It all A.D.D.’s Up–Maybe It’s Not Too Late After All

[TW: Brief uses of mental health slurs that have since been removed from the social vernacular used to accurately illustrate degradation of the time.]

It used to be a joke. My occasional aloof behavior. My momentary lapses of memory. My undirected focus changes. My hyperfixations. It all just used to be one big laugh. Bobbo is so broke he can’t even afford to pay attention.

All these strange and spontaneous behaviors were all just chalked up to A.D.D … but in a churlish way, like someone who was neat and organized would laugh off their eccentric behavior as O.C.D., or people who are just mildly sad about something would be “soooo depressed”. I didn’t think my behavior truly qualified in such a way that lent itself toward an actual diagnosis, it was all just comedic correlation in my eyes.

Attention Deficit Disorder was still very new when I was growing up. There wasn’t a lot known about it, just the enormous stigma that came with it. Several kids in my grade got a diagnosis and were prescribed Ritalin. And oh, so true to 90s school kid form, they were bullied for it. They’d be called “spaz”, they’d be labeled “retarded”. Kids were cruel back then, though I’m sure things don’t change much. A.D.D. was new, new things were scary, and you handle fear by putting it in its place.

That was one reason I never even considered coming to my parents about my difficulty focusing in school. I didn’t want to be ostracized any more than I already was. I was already razzed daily for my obsession with comic book heroes (long before that was cool), being the shortest kid in class, and the flag football incident (long story). I had enough on my plate without adding “another A.D.D. spaz” to my list of degradations.

But the other reason was I didn’t want to admit I was struggling. Somewhere between the end of elementary school and the beginning of middle school, I felt like I had a harder time paying attention. I was consistently on the honor roll in elementary school, but I barely kept my GPA above a C average in middle school (high school got a little better, but still…). My slip in grades wasn’t because the material eluded me. Far from it, I understood everything we worked on. But it bored me immensely, to the point where my attention would rather drift than focus long enough to do the work and get an A.

I didn’t want to admit that I was struggling, even when the vaguest notion that it could be A.D.D. crossed my mind. But I couldn’t go to my parents, because along with not being convinced I had it to begin with, I just figured they’d tell me to get more sleep, eat a good breakfast, and focus. By the time I was ready to talk to someone about it, I was a junior in high school about to take the SATs. I told my guidance counselor sometimes it’s hard to focus on tests and maybe I have A.D.D. He said… verbatim… “No, that’s just a myth, you just need to buckle down a little bit and you’ll be fine!”
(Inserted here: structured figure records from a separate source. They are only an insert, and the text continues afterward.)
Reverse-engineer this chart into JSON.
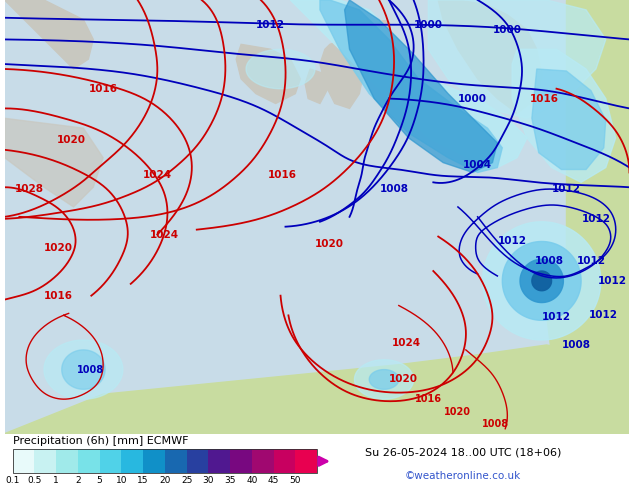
{
  "title_left": "Precipitation (6h) [mm] ECMWF",
  "title_right": "Su 26-05-2024 18..00 UTC (18+06)",
  "subtitle_right": "©weatheronline.co.uk",
  "colorbar_labels": [
    "0.1",
    "0.5",
    "1",
    "2",
    "5",
    "10",
    "15",
    "20",
    "25",
    "30",
    "35",
    "40",
    "45",
    "50"
  ],
  "colorbar_colors": [
    "#e8fafa",
    "#c8f2f2",
    "#a0eaea",
    "#78e2e8",
    "#50d2e8",
    "#28b8e0",
    "#1090c8",
    "#1868b0",
    "#2840a0",
    "#501890",
    "#780880",
    "#a00870",
    "#c80060",
    "#e80050"
  ],
  "arrow_color": "#cc00aa",
  "figsize": [
    6.34,
    4.9
  ],
  "dpi": 100,
  "map_ocean": "#c8dce8",
  "map_land_green": "#c8dca0",
  "map_land_gray": "#c8c8c0",
  "map_border": "#808080",
  "blue_isobar": "#0000bb",
  "red_isobar": "#cc0000",
  "precip_light": "#b8eaf4",
  "precip_mid": "#78ccec",
  "precip_dark": "#3098d0",
  "precip_deep": "#1060a0",
  "precip_vdark": "#082060"
}
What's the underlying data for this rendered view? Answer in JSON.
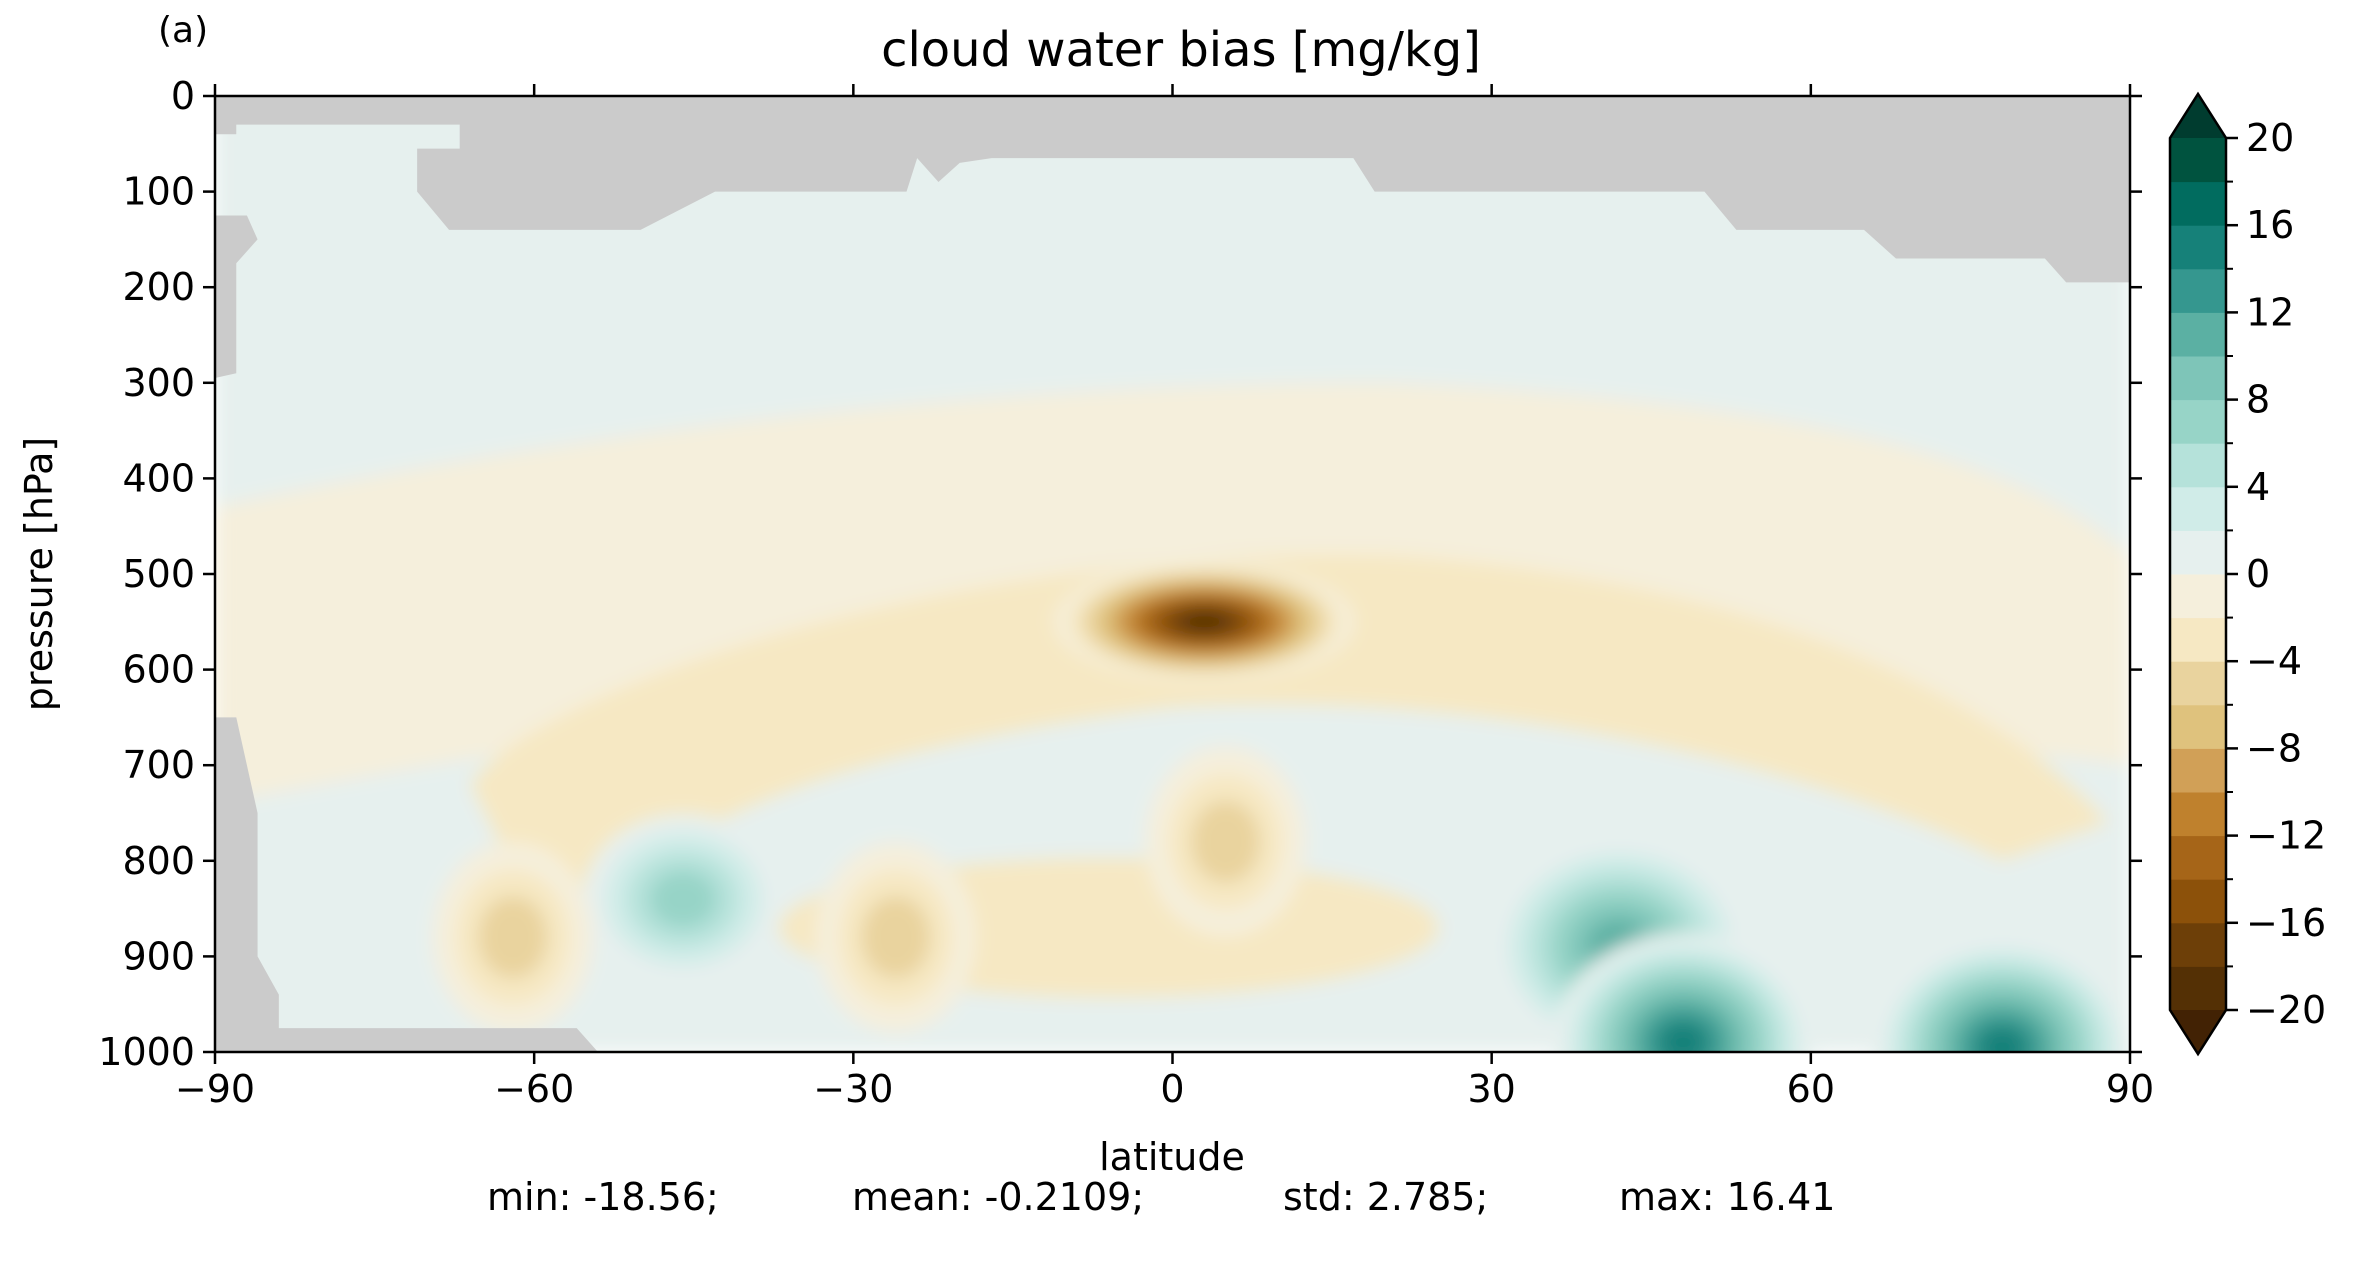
{
  "panel_label": "(a)",
  "chart_data": {
    "type": "heatmap",
    "title": "cloud water bias [mg/kg]",
    "xlabel": "latitude",
    "ylabel": "pressure [hPa]",
    "xlim": [
      -90,
      90
    ],
    "ylim": [
      1000,
      0
    ],
    "x_ticks": [
      -90,
      -60,
      -30,
      0,
      30,
      60,
      90
    ],
    "y_ticks": [
      0,
      100,
      200,
      300,
      400,
      500,
      600,
      700,
      800,
      900,
      1000
    ],
    "colorbar": {
      "min": -20,
      "max": 20,
      "step": 2,
      "ticks": [
        -20,
        -16,
        -12,
        -8,
        -4,
        0,
        4,
        8,
        12,
        16,
        20
      ],
      "extend": "both",
      "colors": [
        "#543005",
        "#6d3f08",
        "#8c510a",
        "#a66518",
        "#bf812d",
        "#d1a057",
        "#dfc27d",
        "#e9d39e",
        "#f6e8c3",
        "#f5efdc",
        "#e6f0ee",
        "#d0ece8",
        "#b5e2da",
        "#97d4c7",
        "#7ec5b8",
        "#5bb0a3",
        "#35978f",
        "#168179",
        "#016c5f",
        "#00533f"
      ],
      "under_color": "#422204",
      "over_color": "#003c2f"
    },
    "missing_color": "#cbcbcb",
    "features": [
      {
        "lat": 3,
        "p": 550,
        "value": -18.5
      },
      {
        "lat": -46,
        "p": 840,
        "value": 8
      },
      {
        "lat": 42,
        "p": 890,
        "value": 12
      },
      {
        "lat": 48,
        "p": 990,
        "value": 16
      },
      {
        "lat": 78,
        "p": 995,
        "value": 15
      },
      {
        "lat": -62,
        "p": 880,
        "value": -6
      },
      {
        "lat": 5,
        "p": 780,
        "value": -5
      },
      {
        "lat": -26,
        "p": 880,
        "value": -5
      }
    ],
    "stats": {
      "min": "-18.56",
      "mean": "-0.2109",
      "std": "2.785",
      "max": "16.41"
    }
  },
  "stats_text": {
    "min": "min: -18.56;",
    "mean": "mean: -0.2109;",
    "std": "std: 2.785;",
    "max": "max: 16.41"
  }
}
I believed him. That fucker.

Eventually, years later when I was already out of school, my youngest sister got an official diagnosis and was put on medication. That was smart, she showed a lot of signs early on and they got her the help she needed. I still didn’t put two and two together and thought it was an isolated diagnosis. My eccentricities were still only called A.D.D. as a lark.

I lived this way for decades… literally 20 years, the obvious sat in front of my face while I just brushed it off saying “nah, I just suffer from occasional neuroticism”. Then… things just sort of fell into place. New information was being spread, mostly through social media. Now, I had already learned up to this point that you can’t believe everything you hear, and that went double for social media. But independent research showed that what I was hearing was true. The signs of A.D.D. were far more than just “meh, sometimes I can’t pay attention, but what can ya do?” and I exhibited most of them. At that point, it was obvious my joking about it held a lot more truth than I expected. But denial wouldn’t let me do anything about it.

The new excuse was “Well… even if I do have it, it’s too late for me anyway.” I still let the delusions of the past that “meh, so what, that’s not that big of a deal” run rampant, and convinced myself that it was a learning disability. And since I was long removed from a school setting, why bother trying to fix it now?

That was the mindset all the way up to last year, when my son was officially diagnosed with A.D.H.D. He was exhibiting behaviors that looked all to familiar. But we knew much more about it now than we did back then, and the stigma had long since been removed, so he didn’t have to worry about being called one of those hurtful names I heard so many times in school, and more than just because those words have thankfully been rejected by our modern vernacular. He got the help he needed.

And when the doctor said it is hereditary, and it probably came from my side of the family, none of us were surprised… but it still felt like something big.

I clung to “why bother, it’s too late”, but after that wake up call, I began to notice how much A.D.D. still effected my everyday life. My aloof behavior and spontaneous breaks of focus weren’t confined to the classroom, and they were a hindrance I chose to ignore for so long.

It took a year since my son’s diagnosis, but I just got off the phone with my own behavioral specialist. It’s official. I’m diagnosed with attention defecit disorder. No churlish detachment or shirking the signs anymore.

It still feels like this shouldn’t be that big of a deal, that there are people with way worse conditions than me. But that line of thinking has kept me from seeking help for over 20 years. I’m done letting it interfere with being the best parent, husband, and person I can be.